You mentioned that, 10 years ago, melanoma would have been a death sentence. You also had a Town Hall with Meghan O’Rourke, who wrote “The Invisible Kingdom.” What are some ways that your outlook on chronic illness has evolved?
Chronic illnesses are largely caused by autoimmune conditions. You could argue that if you turned cancer into a chronic disease, it's now an immune condition because your immune system keeps it in check. Psoriasis, arthritis, MS – they're all immune issues/chronic diseases.
If you pick up a textbook and read what is supposed to happen when you get an infection and how you're supposed to resolve that infection, that all comes from studying mice. Let’s say we have this nice pathway for infection and infection resolution that comes from our picture of immunology, and you ask, “How well does that apply to humans?” And let's say we can score humans. Humans score 10 (perfect, it works great) to 0 (very different). Normally, in science, you take some score, and here’s the percentage of people that have a 0-10. This immune score will look like a Gaussian distribution. Not so in this case. In this case, either you have it, or you don’t. If I tried to give you a score on how good your T-cell memory formation is, it looks like that (referencing either 0 or 10). If you're at 0, where you have a lousy T-cell memory, you have a good chance of whatever attacked your immune system flaring up again because your body forgot about it. If you look at many of these auto-immune diseases, that's what they do. They flare up again and again. If you look at the genetics of these people, sure enough, they have a risk factor for auto-immune disease. I think we are only beginning to understand what we need to do to get a handle on chronic disease. It’s complicated. But the last thing you want to do is create a mouse chronic disease model. You need to study it in humans. We have this project we are working on now to try to capture that.
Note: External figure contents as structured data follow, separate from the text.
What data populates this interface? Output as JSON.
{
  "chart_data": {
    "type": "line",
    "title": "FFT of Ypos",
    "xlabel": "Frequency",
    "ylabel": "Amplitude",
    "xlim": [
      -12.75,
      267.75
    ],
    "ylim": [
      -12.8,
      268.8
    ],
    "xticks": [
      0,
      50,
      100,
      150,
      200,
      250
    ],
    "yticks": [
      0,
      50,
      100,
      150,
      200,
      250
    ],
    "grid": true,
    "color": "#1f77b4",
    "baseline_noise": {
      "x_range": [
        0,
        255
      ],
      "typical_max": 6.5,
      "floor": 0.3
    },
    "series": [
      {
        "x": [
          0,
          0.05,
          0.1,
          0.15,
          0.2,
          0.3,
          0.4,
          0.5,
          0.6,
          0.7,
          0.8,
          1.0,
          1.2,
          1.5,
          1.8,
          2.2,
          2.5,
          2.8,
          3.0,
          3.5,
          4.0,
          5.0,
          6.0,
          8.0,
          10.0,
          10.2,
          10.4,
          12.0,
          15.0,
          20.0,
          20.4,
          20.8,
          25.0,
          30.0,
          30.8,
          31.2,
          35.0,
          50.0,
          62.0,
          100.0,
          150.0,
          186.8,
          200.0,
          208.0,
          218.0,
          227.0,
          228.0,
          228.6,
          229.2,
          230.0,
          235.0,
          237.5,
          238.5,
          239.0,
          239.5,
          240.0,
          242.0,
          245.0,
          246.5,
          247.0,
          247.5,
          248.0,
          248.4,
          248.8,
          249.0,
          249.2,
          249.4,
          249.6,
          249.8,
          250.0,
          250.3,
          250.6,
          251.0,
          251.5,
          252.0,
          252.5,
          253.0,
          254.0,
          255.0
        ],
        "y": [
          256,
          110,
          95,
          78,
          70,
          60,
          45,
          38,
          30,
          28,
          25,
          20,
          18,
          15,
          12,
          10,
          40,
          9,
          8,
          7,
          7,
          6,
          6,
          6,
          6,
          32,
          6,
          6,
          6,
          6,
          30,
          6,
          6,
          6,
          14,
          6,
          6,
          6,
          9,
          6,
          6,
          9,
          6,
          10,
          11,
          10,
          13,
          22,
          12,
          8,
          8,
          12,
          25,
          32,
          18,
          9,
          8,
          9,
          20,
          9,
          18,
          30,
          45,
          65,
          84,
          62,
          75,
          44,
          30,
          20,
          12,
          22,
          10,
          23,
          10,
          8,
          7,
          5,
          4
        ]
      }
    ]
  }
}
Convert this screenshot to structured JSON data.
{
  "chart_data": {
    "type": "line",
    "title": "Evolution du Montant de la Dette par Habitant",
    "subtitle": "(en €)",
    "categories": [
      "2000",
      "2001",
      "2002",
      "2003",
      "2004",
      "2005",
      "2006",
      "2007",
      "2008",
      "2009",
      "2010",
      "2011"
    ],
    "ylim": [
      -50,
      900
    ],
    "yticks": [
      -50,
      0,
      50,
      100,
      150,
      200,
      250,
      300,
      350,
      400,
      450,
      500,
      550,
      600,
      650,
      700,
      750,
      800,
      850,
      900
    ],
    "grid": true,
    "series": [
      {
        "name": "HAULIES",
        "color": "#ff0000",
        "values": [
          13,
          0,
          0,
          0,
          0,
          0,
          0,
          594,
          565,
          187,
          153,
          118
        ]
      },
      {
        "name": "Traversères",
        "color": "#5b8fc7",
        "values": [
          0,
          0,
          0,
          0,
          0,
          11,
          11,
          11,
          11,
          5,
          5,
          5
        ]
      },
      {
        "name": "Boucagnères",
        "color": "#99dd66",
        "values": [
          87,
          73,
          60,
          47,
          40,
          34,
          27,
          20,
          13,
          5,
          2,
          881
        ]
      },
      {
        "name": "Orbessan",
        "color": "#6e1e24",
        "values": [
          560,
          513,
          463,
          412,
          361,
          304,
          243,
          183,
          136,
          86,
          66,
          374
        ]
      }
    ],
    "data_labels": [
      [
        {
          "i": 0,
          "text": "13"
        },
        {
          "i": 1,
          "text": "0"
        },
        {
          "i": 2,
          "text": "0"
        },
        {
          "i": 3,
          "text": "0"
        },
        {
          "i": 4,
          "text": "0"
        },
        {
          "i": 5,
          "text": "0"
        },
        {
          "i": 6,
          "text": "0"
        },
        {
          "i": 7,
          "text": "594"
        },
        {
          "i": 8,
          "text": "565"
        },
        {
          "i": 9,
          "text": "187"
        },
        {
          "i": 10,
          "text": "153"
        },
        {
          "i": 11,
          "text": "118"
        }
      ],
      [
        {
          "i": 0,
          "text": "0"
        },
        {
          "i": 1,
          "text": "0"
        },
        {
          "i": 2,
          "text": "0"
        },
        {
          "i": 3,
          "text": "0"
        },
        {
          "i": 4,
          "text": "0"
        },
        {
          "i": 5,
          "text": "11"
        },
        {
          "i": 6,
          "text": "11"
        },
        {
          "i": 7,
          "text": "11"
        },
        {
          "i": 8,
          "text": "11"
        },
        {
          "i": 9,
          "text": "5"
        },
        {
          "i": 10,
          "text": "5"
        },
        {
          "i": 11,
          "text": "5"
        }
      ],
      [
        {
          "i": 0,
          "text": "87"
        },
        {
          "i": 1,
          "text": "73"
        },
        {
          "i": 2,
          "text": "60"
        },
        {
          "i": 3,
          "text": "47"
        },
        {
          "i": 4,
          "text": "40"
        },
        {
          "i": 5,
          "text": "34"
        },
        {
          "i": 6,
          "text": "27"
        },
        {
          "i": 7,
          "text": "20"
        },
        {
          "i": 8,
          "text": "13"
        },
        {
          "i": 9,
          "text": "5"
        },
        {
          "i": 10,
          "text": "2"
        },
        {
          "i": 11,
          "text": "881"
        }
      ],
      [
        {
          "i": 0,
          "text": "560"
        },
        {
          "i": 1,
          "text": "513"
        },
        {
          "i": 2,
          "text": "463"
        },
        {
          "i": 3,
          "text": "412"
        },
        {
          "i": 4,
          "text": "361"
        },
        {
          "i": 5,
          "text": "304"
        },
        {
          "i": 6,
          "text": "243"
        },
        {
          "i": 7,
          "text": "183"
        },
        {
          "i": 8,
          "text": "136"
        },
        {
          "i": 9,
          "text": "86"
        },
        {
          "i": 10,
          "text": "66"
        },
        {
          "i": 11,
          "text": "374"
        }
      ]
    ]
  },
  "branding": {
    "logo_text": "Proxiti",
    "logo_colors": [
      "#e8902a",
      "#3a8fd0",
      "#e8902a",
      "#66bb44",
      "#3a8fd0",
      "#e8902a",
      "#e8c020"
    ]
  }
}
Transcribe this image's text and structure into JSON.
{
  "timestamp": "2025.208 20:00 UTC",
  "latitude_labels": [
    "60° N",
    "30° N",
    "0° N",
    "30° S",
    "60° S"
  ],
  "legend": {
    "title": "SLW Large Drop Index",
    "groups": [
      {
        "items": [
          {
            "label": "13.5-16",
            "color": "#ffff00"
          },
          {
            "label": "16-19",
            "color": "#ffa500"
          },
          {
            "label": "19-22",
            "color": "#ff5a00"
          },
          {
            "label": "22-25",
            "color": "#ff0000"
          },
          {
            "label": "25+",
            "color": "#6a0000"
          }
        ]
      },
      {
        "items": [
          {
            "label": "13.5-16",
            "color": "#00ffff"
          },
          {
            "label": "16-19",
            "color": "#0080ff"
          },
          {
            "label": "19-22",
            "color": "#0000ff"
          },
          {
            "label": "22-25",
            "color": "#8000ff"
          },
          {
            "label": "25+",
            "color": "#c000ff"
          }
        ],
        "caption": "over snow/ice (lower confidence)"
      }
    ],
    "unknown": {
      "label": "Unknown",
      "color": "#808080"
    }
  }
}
The problem with humans is that you can’t sample the organs with the immune system, like the spleen and thymus, but you can look in the blood. But, if you have an organ donor like a motorcycle victim with an organ donor card and can collect their spleen, you can keep that spleen alive for 30 days. During that time, you can vaccinate, perturb, and try to give it a chronic disease. So we have this project right now on spleens, where we have a broad distribution of spleens across ages and ethnicities, so you have that heterogeneity. We are vaccinating those spleens and looking at how you develop immunity against a threat. It’s going to be way different; I can’t tell you what we are finding. We are just doing those experiments.
I think we are only beginning to understand what we need to do to get a handle on chronic disease.
That’s the kind of thing you need to do to really get a handle on something complicated like a chronic disease. Some people find that some chronic diseases protect you against other diseases. Why is that? No idea.